Dans le gymnase du lycée professionnel Viollet-le-Duc de Villiers-Saint-Frédéric, dans les Yvelines, la proviseure salue toutes ses équipes d'encadrants et d'enseignants lors de la réunion de pré-rentrée. Chacun son tour, les 150 enseignants réunis ont droit aux applaudissements nourris de leurs collègues qui résonnent dans la grande salle. 

Des applaudissements sous forme d'encouragements pour cette rentrée qui se déroule dans le flou pour l'avenir des bacs professionnels. Le président Emmanuel Macron a déclaré la semaine dernière qu'il faudrait "fermer des filières qui ne fonctionnent pas", celles qui n'insèrent pas assez bien leurs élèves sur le marché du travail. 

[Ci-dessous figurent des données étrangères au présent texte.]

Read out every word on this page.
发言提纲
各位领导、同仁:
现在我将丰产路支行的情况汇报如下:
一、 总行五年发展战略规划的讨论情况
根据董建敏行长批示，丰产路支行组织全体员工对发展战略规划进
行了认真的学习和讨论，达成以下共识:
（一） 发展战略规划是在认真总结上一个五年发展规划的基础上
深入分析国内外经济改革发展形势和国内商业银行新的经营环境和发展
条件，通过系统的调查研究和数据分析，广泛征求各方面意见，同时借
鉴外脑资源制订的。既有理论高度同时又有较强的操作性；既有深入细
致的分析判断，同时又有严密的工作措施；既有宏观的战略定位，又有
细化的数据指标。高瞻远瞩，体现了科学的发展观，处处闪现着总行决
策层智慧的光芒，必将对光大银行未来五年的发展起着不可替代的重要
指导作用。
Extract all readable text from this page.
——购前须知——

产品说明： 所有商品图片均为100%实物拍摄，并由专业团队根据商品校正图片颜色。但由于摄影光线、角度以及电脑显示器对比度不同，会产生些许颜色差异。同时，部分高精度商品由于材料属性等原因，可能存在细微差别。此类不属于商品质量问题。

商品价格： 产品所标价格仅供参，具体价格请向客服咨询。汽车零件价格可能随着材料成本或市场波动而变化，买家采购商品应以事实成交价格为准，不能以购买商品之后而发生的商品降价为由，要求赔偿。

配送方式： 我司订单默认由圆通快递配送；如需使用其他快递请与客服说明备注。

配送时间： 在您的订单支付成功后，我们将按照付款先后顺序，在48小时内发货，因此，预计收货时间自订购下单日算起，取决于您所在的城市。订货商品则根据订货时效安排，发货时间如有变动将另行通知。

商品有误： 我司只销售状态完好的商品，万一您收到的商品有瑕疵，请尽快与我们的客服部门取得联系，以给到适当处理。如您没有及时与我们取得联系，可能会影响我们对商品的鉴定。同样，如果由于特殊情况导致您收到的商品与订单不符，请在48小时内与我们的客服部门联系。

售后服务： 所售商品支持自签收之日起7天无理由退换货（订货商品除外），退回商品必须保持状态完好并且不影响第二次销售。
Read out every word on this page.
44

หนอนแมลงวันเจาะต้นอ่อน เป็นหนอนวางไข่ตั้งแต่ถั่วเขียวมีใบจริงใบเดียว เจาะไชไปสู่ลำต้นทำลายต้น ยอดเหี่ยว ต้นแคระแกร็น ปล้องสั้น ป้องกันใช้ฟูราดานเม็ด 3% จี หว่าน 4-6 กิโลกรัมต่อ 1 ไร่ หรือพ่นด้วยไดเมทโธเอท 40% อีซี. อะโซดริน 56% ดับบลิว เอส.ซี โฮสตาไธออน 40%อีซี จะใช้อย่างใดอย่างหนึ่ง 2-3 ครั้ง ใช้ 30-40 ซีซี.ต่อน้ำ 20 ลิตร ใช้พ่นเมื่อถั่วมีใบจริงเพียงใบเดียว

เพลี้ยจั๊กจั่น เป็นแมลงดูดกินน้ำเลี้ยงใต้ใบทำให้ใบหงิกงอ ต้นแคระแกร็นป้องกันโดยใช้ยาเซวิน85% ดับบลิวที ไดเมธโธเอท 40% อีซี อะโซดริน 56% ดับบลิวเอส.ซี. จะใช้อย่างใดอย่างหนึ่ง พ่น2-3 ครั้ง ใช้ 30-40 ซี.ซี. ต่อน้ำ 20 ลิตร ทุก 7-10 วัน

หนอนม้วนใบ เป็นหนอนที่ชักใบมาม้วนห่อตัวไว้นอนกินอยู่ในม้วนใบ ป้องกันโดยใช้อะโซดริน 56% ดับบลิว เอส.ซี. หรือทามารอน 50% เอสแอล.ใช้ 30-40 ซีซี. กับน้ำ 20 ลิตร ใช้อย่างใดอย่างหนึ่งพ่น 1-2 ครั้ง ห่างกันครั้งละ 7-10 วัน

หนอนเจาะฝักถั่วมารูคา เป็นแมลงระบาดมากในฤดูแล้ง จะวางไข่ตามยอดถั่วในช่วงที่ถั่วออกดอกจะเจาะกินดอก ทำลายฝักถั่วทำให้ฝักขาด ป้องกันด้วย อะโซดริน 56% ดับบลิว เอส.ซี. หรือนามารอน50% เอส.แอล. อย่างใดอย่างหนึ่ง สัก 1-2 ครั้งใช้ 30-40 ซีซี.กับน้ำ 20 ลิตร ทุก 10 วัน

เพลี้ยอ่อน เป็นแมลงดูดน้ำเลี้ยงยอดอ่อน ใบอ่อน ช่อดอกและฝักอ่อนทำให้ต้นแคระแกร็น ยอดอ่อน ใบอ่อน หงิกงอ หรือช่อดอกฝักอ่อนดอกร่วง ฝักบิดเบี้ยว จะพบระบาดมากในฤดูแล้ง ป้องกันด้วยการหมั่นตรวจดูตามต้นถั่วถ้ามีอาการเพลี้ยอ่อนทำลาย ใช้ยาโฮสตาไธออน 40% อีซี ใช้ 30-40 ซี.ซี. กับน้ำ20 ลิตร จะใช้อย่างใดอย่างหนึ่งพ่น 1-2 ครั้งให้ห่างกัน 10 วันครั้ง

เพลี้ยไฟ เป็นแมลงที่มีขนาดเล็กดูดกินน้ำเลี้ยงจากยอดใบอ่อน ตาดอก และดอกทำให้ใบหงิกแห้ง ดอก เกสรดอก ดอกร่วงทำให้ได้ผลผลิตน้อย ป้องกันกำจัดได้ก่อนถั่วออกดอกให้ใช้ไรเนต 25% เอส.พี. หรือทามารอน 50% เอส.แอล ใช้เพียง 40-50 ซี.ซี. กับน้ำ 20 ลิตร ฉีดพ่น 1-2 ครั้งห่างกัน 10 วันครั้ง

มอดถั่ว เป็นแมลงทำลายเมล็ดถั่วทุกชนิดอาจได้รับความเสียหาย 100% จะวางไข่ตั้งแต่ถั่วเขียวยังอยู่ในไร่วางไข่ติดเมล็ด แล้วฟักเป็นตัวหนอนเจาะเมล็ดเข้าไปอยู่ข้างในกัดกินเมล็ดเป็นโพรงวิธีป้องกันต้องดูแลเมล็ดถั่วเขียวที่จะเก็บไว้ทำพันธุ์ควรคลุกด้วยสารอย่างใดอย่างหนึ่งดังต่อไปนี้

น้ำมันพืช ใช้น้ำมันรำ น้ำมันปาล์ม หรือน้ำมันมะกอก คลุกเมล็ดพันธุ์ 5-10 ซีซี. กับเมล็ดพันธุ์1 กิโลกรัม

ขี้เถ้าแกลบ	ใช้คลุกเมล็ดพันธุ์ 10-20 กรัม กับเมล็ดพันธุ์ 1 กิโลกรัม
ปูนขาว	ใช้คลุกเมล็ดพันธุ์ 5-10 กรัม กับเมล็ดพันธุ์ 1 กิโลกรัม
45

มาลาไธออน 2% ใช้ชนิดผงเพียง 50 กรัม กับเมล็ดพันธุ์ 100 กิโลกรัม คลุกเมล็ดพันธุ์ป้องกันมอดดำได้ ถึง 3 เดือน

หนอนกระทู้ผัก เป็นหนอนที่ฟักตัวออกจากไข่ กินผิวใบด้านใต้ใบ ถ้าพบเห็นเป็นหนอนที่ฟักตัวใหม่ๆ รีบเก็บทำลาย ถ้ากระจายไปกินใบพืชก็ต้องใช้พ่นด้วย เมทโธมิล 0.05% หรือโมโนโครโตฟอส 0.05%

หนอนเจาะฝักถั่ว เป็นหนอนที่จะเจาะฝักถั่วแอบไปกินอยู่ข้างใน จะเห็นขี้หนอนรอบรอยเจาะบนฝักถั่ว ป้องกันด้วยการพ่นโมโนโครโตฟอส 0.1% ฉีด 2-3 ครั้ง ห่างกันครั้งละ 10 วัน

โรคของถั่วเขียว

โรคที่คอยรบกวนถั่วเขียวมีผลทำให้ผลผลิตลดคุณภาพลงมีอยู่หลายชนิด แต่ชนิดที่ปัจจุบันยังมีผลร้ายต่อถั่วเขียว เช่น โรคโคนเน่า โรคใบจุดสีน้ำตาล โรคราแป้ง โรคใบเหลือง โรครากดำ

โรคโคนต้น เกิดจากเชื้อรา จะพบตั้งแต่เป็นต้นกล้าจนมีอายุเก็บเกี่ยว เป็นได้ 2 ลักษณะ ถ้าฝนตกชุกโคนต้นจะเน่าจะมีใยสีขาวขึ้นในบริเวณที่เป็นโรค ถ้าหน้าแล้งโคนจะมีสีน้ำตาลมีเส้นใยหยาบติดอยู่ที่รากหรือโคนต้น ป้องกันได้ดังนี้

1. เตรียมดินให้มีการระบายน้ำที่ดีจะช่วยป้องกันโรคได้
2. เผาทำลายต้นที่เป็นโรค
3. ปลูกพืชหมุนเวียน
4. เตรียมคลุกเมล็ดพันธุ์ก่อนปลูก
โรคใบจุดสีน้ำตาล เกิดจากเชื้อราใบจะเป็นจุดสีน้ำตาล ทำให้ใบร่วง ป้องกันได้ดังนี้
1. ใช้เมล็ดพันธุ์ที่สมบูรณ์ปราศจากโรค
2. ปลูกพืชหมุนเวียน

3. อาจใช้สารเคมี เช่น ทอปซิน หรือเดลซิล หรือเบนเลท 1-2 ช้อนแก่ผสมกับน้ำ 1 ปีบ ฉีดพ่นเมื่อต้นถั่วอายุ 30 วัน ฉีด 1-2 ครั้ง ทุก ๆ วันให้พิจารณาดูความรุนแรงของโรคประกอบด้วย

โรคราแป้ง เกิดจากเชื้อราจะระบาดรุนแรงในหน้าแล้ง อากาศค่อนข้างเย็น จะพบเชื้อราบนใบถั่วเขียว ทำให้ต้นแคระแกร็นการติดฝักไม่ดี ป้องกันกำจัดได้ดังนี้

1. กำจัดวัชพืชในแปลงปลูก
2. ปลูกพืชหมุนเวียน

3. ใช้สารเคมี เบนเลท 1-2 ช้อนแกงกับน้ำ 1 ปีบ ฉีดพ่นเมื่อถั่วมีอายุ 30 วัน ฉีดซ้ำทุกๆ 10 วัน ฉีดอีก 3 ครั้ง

Inquiétude sur les stages en entreprise

Le lycée Viollet-le-Duc est spécialisé dans les métiers du bâtiment, un secteur qui recrute. "On a de la chance ici, je peux dire à mes élèves : vous aurez du travail", lance Sylvie Hopkins, professeure de français-histoire et élue au Sgen-CFDT. Ce qui l'inquiète, ce sont plutôt les stages en entreprises. Le gouvernement veut que les jeunes en bac professionnel en fassent beaucoup plus qu'actuellement, jusqu'à sept à huit semaines dans l'année.

Les 150 professeurs du lycée Viollet-le-Duc de Villiers-Saint-Frédéric (Yvelines), réunis dans le gymnase de l'établissement pour la réunion de pré-rentrée, le 31 août 2022. 
 (THOMAS GIRAUDEAU / RADIO FRANCE)

Mais pour quoi faire ? "J'ai des petits doutes parce que nous, on a des élèves qui nous disent qu'ils ont déblayé le chantier, nettoyé, passé les outils. Mais ce n'est pas ça leur formation !", raconte avec dépit Sylvie Hopkins. "Ce qu'ils voient en atelier, c'est comment souder, comment intervenir. Mes menuisiers travaillent sur des machines numériques", poursuit-elle.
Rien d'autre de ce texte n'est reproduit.